An essential value of access to information in a democracy…
…is its ability to convince citizens to vote beyond—and sometimes against—their own self-interest.
The New York Times published an editorial today enumerating the poor defenses by the executive branch of its own economic policies.
Mr. Bush boasted about 52 consecutive months of job growth during his presidency. What matters is the magnitude of growth, not ticks on a calendar. The economic expansion under Mr. Bush — which it is safe to assume is now over — produced job growth of 4.2 percent. That is the worst performance over a business cycle since the government started keeping track in 1945.
Mr. Bush also talked approvingly of the recent unemployment rate of 4.8 percent. A low rate is good news when it indicates a robust job market. The unemployment rate ticked down last month because hundreds of thousands of people dropped out of the work force altogether. Worse, long-term unemployment, of six months or more, hit 17.5 percent. We’d expect that in the depths of a recession. It is unprecedented at the onset of one.
What struck me while reading the editorial was that access to accurate statistics has consistently convinced me to vote beyond my own self-interest. This November will be my tenth trip to the polls, and in every one, my decision has been based on issues that have little to nothing to do with my everyday life. I’m financially stable, know only two people deployed to Iraq—and in support positions at that—have excellent private health insurance, and take the bus to work. But on those issues (the economy, the war, health care, and dependence on foreign oil), I have strong opinions on what the next President should do. It must sound pedantic, but there’s no possible way for me to have those opinions, and have them based somewhat on reality, without access to good information. It’s the one thing that achieves the major (stated) goals of both contemporary liberals and contemporary conservatives: to hold those in power accountable for their promises and actions, and to let people make decisions for themselves.

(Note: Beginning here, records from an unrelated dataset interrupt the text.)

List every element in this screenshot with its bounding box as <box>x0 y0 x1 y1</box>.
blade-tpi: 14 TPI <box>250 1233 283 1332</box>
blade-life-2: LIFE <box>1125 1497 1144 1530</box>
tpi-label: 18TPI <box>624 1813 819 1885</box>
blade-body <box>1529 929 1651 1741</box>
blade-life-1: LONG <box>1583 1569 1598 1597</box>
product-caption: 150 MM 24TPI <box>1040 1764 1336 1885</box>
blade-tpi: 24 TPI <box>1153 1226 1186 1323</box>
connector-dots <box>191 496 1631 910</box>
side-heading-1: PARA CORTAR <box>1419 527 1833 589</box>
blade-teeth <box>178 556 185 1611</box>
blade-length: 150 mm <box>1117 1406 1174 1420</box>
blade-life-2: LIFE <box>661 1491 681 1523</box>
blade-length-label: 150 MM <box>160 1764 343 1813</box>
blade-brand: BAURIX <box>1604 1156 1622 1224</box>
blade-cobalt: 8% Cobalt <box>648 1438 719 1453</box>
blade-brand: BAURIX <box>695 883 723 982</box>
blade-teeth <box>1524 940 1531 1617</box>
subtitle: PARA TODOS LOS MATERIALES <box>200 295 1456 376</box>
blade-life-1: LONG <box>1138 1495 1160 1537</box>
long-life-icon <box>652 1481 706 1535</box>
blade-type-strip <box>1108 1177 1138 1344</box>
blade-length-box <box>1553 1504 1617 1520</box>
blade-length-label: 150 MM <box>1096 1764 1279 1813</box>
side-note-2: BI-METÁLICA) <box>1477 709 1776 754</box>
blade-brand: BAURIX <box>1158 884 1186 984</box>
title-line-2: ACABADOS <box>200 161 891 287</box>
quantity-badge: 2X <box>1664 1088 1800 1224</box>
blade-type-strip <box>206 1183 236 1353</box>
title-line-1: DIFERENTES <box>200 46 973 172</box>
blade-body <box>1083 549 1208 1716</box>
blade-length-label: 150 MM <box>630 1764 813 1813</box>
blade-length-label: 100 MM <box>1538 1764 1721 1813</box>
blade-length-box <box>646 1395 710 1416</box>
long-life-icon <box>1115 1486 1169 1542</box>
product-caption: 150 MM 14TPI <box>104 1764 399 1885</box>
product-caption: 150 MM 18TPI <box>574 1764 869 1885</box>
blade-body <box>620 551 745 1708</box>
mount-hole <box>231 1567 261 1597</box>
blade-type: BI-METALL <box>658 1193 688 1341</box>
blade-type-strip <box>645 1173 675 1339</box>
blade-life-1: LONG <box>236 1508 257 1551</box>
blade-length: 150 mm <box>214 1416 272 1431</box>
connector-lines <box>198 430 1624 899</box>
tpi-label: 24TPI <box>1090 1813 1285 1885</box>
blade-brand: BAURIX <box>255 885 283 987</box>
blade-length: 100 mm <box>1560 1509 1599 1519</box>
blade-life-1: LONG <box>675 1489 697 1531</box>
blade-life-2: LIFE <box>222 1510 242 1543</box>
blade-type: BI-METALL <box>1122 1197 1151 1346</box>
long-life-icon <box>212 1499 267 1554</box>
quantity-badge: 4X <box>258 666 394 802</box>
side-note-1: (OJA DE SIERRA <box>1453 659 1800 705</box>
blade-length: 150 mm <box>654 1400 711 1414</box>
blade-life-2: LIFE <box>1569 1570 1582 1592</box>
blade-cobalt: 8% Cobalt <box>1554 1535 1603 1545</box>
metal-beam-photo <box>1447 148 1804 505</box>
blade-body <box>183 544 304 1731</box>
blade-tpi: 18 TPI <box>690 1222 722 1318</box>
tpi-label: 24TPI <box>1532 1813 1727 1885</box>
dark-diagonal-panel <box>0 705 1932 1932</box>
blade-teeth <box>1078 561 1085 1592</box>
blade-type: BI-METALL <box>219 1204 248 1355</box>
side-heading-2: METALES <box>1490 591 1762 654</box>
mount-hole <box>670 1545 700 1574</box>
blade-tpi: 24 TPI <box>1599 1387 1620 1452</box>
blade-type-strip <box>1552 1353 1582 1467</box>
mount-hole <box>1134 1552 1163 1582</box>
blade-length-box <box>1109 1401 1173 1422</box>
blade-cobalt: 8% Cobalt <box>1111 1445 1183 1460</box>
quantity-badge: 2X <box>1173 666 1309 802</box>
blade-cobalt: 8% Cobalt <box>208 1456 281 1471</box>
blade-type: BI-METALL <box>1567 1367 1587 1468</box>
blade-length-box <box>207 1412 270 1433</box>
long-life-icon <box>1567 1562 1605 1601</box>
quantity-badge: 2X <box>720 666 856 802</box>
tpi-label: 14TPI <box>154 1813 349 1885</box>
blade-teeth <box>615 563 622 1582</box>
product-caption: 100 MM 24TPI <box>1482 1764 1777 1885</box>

That’s why I’ve considered President Johnson’s signing of the Freedom of Information Act in 1966 to be as important as his signing of the Civil Rights Act two years earlier, and why suppression of documents—whether by someone fearful of being charged with spying on their fellow citizens or by a candidate afraid of what their previously undisclosed financial ties will reveal—is inevitably harmful in a society whose power, ultimately, even if only every four or eight years, rests with voters.